The emergence of servant leadership and value-added leadership (Sergiovanni, 2004, p.4) is associated with the spread and popularization of oriental (particularly Chinese) views on leader’s selfless devotion to the development and achievement of the group, communicated by Lao Tzu. According to the doctrine of Confucianism, the leader should facilitate the collaboration within the society by cultivating the value of tradition and connection (parent to child, subordinate to manager, friend to friend) and provide consistent coaching to all group members, presented in the context of available and affordable education which allows any industrious and hard-working person to raise their social position. Lao Tzu’s and Confucius’s ideas of balanced and ethical use of power and combination of both positive and negative motivation are nowadays widely used in the system of educational leadership.
Reference
Bogotch, I. (2004). A History of public school leadership. In The Sage handbook of educational leadership: advances in theory, research, and practice, edited by F.English and G.Anderson, pp. 7-33. SAGE.
Duignan, P. (2007). Educational Leadership: Key Challenges and Ethical Tensions. Cambridge University Press.

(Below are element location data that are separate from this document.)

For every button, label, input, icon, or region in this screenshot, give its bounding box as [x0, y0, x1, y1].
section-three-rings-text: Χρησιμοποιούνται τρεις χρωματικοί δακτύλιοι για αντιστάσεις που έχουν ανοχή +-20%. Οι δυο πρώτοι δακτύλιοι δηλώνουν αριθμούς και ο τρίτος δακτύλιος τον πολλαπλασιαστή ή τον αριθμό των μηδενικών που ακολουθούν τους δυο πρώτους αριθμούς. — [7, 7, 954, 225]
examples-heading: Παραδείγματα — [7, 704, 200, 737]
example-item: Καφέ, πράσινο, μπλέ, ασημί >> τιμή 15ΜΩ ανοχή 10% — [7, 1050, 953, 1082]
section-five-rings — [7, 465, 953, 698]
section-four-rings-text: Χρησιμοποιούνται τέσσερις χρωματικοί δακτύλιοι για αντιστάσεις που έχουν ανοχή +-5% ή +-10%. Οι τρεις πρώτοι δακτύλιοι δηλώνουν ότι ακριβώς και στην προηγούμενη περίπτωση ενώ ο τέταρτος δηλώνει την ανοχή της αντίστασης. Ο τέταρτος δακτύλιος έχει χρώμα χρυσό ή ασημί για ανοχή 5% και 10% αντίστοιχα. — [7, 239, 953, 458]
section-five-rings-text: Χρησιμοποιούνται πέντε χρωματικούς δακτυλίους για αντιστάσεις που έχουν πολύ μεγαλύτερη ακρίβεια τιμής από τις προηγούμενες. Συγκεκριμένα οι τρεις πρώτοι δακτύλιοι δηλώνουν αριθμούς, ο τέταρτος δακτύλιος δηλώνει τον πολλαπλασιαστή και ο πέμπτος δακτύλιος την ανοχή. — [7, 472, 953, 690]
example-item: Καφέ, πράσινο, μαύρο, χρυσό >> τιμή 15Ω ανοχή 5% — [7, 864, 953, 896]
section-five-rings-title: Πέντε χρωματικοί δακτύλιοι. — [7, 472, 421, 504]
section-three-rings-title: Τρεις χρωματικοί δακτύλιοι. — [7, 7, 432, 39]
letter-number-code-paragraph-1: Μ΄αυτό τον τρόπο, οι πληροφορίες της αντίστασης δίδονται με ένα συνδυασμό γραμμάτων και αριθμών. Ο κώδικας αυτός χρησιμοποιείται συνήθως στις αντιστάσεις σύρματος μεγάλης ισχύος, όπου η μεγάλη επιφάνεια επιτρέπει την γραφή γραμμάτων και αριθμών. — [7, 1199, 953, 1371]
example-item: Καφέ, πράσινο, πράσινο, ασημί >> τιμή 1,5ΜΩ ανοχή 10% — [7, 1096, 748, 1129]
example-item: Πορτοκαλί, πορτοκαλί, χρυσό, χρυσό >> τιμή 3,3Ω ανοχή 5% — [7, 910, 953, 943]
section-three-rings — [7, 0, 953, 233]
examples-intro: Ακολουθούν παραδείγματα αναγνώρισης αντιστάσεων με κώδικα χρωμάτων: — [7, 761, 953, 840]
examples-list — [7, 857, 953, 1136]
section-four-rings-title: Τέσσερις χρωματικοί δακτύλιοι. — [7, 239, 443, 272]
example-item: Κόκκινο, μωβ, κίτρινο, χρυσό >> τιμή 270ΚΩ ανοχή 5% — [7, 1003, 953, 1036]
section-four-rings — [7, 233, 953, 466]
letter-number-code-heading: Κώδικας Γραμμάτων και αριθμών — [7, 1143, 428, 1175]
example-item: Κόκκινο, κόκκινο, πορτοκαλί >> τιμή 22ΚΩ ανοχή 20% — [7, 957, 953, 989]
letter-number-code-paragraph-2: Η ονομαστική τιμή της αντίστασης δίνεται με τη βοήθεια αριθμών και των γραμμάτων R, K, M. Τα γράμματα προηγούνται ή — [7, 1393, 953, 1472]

Bush, T. (2003). Theories of Educational Leadership and Management. SAGE.
Smylie, M., Conley, S. and Marks, H. (2002). Building leadership into the roles of teachers. In The educational leadership challenge: redefining leadership for the 21st century, edited by J.Murphy, pp.162-188. Humana Press.
Wren, J. (2007). Inventing Leadership: The Challenge of Democracy. Edward Elgar Publishing.
Sergiovanni, T. (2004). Strengthening the Heartbeat: Leading and Learning Together in Schools. Jossey-Bass.